Eu cresci amando Battlestar Galactica. Eu gravava os episódios em fita K7 para ouvir de noite. Quando saiu a versão de Ronald Moore os personagens eram esquisitos, a série era sombria, Starbuck era mulher e eu queria transar com uma cilônia. Qual a melhor? Nenhuma das duas, não vou violentar minha memória afetiva criando uma disputa artificial. Meu coração tem espaço para as duas séries. Dá para gostar de todas igualmente, a pergunta é sem-sentido como perguntar qual dos seios de sua namorada você gosta mais, do esquerdo, do direito ou o do meio, e se você entendeu essa sem pensar em Total Recall, +50 pontos pra Gryffindor.

Star Trek Discovery ainda não começou. Tivemos apenas um prólogo, os dois primeiros episódios prepararam o caminho para uma jornada muito mais ambiciosa.
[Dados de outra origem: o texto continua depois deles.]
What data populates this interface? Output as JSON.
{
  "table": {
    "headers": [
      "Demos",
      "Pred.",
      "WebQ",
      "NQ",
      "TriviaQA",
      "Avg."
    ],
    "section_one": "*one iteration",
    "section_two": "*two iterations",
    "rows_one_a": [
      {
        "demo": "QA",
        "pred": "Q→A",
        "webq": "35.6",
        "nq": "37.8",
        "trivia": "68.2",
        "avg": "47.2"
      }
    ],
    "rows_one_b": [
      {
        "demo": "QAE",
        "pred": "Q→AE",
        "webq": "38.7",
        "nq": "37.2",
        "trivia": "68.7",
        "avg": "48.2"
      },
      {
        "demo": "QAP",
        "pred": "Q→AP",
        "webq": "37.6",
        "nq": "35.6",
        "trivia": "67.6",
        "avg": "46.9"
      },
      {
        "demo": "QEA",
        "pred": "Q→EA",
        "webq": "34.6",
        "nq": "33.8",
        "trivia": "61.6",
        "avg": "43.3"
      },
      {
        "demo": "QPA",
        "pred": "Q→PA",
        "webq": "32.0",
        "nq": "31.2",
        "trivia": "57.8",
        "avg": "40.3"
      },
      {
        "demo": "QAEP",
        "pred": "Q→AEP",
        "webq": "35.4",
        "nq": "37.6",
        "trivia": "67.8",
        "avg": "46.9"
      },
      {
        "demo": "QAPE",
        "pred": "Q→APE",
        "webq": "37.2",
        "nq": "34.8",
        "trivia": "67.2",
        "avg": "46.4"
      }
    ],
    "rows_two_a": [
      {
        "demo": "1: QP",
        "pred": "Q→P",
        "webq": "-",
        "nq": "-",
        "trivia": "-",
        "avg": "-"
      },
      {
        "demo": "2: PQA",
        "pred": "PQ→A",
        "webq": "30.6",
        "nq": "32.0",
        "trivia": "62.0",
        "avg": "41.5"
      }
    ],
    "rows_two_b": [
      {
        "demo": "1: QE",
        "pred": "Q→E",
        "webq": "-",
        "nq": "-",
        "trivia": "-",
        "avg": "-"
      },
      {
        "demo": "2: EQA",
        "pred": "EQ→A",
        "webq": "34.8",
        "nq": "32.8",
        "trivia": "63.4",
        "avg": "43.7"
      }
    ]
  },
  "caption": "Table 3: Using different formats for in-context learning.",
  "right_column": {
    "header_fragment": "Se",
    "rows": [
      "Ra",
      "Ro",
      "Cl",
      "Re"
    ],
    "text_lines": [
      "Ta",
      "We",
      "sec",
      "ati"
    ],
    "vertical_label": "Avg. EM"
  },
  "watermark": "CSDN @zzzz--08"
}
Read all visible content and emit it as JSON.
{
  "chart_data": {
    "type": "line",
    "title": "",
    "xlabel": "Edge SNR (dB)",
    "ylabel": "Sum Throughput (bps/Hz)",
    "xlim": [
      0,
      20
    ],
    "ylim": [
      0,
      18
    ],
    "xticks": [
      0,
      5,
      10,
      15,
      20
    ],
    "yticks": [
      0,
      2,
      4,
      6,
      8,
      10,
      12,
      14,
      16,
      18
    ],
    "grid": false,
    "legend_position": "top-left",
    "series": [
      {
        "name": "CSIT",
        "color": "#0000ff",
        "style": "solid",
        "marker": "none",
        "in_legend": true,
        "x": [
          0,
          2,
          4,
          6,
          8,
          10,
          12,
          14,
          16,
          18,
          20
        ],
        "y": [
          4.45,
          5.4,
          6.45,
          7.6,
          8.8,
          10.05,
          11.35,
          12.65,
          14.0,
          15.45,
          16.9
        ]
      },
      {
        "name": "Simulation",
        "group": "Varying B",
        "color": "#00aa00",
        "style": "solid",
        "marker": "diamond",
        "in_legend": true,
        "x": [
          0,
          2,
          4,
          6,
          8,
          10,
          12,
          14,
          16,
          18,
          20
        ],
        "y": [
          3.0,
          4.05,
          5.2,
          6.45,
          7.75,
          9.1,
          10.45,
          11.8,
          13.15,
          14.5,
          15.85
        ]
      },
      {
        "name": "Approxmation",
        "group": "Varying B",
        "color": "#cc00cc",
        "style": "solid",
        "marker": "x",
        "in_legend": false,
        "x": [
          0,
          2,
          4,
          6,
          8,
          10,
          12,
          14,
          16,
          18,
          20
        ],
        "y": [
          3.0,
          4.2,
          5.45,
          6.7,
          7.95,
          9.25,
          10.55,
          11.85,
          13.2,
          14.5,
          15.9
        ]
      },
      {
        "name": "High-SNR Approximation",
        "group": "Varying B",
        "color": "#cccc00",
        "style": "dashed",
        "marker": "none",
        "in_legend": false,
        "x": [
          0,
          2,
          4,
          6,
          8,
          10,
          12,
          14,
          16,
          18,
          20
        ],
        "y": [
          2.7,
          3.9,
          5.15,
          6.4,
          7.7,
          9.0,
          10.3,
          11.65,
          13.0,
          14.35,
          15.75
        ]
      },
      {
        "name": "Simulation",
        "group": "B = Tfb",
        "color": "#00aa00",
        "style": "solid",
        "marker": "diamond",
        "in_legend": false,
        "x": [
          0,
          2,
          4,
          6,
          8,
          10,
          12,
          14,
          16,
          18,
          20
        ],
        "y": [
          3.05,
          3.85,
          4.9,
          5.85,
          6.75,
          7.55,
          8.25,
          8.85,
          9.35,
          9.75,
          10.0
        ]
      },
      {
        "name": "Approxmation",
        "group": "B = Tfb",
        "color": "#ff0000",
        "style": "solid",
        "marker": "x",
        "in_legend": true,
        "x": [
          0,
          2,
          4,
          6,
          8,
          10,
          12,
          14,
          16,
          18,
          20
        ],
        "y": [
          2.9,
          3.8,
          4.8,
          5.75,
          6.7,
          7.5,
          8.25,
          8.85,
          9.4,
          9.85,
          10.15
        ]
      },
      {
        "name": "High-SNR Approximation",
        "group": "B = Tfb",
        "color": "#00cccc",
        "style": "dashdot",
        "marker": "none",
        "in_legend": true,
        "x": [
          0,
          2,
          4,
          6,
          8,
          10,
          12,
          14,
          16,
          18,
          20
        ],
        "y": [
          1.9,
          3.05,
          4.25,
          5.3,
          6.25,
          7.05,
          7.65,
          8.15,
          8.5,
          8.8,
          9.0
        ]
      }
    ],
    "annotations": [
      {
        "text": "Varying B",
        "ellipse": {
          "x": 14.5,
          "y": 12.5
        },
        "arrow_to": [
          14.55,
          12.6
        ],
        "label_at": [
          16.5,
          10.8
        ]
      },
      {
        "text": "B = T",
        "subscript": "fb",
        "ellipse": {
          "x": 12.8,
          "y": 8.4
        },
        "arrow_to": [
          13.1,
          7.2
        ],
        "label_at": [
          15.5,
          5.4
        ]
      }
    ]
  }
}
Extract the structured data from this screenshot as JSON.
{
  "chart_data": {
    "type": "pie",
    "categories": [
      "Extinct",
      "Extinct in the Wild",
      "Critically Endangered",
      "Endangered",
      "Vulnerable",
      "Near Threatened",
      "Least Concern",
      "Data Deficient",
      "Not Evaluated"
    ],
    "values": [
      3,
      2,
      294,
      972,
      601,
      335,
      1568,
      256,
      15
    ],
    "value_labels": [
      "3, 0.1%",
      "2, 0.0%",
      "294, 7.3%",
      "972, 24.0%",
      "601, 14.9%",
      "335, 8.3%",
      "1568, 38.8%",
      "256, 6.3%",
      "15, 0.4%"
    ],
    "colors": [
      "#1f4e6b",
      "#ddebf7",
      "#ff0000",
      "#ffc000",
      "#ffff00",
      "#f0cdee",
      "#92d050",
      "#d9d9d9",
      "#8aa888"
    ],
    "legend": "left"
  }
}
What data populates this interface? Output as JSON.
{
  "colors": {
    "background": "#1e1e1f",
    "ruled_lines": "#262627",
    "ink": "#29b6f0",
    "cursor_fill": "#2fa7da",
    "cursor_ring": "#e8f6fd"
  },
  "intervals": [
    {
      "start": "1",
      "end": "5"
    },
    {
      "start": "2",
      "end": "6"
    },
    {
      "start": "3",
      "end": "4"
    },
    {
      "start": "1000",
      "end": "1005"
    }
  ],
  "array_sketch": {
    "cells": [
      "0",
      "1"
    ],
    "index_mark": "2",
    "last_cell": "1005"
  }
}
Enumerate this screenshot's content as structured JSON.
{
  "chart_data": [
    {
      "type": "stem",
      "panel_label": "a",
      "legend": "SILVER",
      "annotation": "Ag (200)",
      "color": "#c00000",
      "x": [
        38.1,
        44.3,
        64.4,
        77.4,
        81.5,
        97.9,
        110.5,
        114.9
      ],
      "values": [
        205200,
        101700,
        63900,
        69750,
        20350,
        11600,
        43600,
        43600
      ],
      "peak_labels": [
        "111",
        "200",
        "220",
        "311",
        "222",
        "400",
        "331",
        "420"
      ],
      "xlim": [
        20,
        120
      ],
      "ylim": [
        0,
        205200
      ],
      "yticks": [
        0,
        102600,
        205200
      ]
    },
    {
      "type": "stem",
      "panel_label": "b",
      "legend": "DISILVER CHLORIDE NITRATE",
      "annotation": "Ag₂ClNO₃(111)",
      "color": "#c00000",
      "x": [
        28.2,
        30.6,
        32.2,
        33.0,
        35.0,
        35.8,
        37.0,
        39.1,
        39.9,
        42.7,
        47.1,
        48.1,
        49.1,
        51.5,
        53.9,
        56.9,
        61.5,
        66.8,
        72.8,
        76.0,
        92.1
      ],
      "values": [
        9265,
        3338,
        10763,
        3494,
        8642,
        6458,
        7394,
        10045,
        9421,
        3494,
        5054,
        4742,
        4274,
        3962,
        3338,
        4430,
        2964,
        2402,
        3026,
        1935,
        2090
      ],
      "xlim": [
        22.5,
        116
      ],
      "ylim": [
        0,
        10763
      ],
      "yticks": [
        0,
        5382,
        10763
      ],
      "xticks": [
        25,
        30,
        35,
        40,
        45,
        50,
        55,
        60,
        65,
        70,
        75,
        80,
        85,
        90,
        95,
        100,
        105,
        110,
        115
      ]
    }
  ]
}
No final d'A Terra Desconhecida Kirk dedicou o futuro às novas tripulações, que continuariam explorando o Universo. Se depender de Discovery, essa jornada chegará aonde ninguém jamais esteve.

Star Trek: Discovery está disponível na Netflix.


Star Trek: Discovery | Official Trailer [HD] | Netflix

Cotação:

januaria

5/5 Janeways só vendo a turma celebrando a primeira série com protagonista mulher.